Escalated Dosing Schedules of CC-486 Effective for Patients Experiencing First AML Low Blast Count Relapse

2020 Year in Review - AML

This study evaluated clinical outcomes for patients with acute myeloid leukemia (AML) in the QUAZAR AML-001 trial who relapsed with 5% to 15% blasts on-study, who then received escalated 21-day dosing of the study drug. QUAZAR AML-001 was an international, randomized, double-blind phase 3 trial of the oral azacitidine formulation CC-486. Eligible patients were aged ≥55 years, with intermediate- or poor-risk cytogenetics and Eastern Cooperative Oncology Group performance status scores ≤3, and had achieved their first complete remission (CR1) or CR1 with incomplete blood count recovery (CR1i) after induction chemotherapy ± consolidation. Patients were randomized 1:1 to receive post-CR1 maintenance therapy with CC-486 300 mg or placebo, once daily on days 1 to 14 of repeated 28-day treatment cycles within 4 months of achieving CR1/CR1i. Disease status was centrally assessed every 3 cycles. Patients who exhibited signs of relapse based on hematology parameters at routine clinic visits could have a bone marrow test to confirm AML relapse. At the investigator’s discretion, patients who developed low blast counts (5%-15%) in peripheral blood or bone marrow could receive CC-486 for 21 days/cycle.

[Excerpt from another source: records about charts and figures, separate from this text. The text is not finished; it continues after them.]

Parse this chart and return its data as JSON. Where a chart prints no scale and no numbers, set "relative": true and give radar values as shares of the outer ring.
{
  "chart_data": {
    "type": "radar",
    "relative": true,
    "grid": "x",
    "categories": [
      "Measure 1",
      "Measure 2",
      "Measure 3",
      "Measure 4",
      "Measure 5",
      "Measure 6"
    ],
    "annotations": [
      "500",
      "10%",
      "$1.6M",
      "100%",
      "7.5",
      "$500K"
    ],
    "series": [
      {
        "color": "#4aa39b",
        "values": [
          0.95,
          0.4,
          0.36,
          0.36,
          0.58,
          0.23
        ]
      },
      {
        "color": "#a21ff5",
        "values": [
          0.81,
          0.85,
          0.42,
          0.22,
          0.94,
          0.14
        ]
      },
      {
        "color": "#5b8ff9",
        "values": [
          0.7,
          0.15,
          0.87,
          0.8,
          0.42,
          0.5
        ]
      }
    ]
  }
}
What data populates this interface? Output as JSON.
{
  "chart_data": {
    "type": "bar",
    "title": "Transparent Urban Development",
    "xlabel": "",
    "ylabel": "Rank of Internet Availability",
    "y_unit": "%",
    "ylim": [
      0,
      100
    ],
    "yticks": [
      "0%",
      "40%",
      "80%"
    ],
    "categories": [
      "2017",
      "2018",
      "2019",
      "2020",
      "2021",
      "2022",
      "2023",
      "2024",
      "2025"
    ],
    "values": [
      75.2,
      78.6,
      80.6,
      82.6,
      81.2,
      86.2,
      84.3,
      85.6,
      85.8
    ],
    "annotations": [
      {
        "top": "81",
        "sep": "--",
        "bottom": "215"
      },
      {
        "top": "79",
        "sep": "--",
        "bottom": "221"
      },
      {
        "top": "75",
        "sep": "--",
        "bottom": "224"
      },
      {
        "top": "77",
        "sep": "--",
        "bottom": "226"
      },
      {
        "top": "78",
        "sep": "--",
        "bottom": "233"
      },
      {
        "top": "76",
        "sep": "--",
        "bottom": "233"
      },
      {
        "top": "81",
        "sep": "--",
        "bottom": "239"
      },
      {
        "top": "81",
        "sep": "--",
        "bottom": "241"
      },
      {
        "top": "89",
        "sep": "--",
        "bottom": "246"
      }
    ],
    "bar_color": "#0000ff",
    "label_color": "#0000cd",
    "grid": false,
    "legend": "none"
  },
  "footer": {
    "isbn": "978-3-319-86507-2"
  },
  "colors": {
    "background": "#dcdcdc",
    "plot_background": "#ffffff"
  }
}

Patients could continue on treatment until follow-up blast counts exceeded 15%, unacceptable toxicity, or they received an allogeneic hematopoietic stem-cell transplant.

A total of 472 patients were randomized to CC-486 (N = 238) or placebo (N = 234) maintenance post-CR1/CR1i. Ninety-one patients (CC-486, N = 51 [21%]; placebo, N = 40 [17%]) experienced early AML relapse with 5% to 15% blasts, and were assigned to receive the study drug on a 21-day/cycle dosing schedule. The median time to dose escalation was 9.2 months (range, 1.0-52.7 months) for CC-486 and 6.0 months (range, 0.5-19.3 months) for placebo. The median number of 21-day dosing cycles was 2.0 for both arms (range: CC-486, 1-45; placebo, 1-16); however, proportionally more patients in the CC-486 (43%) arm received >3 escalated dosing cycles than in the placebo (18%) arm. Of the 78 evaluable patients with ≥5% blasts in bone marrow on or before day 1 of 21-day dosing, 23% of patients in the CC-486 arm and 11% of patients in the placebo arm regained CR1/CR1i while receiving an escalated dosing regimen. The median overall survival from the time of randomization among all patients who received escalated dosing schedules was 22.8 months in the CC-486 arm versus 14.6 months in the placebo arm (hazard ratio, 0.66; 95% confidence interval, 0.42-1.04; P = .07).

During 21-day dosing, the most common adverse events first reported were febrile neutropenia (CC-486, 24%; placebo, 3%), thrombocytopenia (22% vs 23%), anemia (22% vs 20%), and neutropenia (20% vs 10%). The proportion of patients in each arm who first experienced a grade 3/4 adverse event while receiving escalated dosing was similar (CC-486, 31%; placebo, 35%). In the CC-486 arm, 4 patients discontinued due to an adverse event during treatment, while in the placebo arm, 1 patient discontinued; no event was considered related to the study drug. As assessed by the Functional Assessment of Chronic Illness Therapy-Fatigue and EuroQol-5 Dimension-3 Level, CC-486 dose escalation did not negatively impact patient health-related quality of life when compared with placebo.

An escalated 21-day CC-486 dosing regimen was well-tolerated and restored remission in approximately 25% of patients. Disease relapse may have contributed to the hematologic adverse events first reported during escalated dosing in both treatment arms. For patients who experience AML relapse with ≤15% blasts while receiving post-CR1/CR1i maintenance with CC-486, a 21-day dosing schedule of this agent may be a viable salvage option.

Reference

Dohner H, Wei AH, Montesinos P, et al. Escalated Dosing Schedules of CC-486 Are Effective and Well Tolerated for Patients Experiencing First Acute Myeloid Leukemia (AML) Relapse: Results from the Phase III QUAZAR AML-001 Maintenance Trial. Presented at: 62nd American Society of Hematology Annual Meeting & Exposition, December 5-8, 2020. Abstract 111.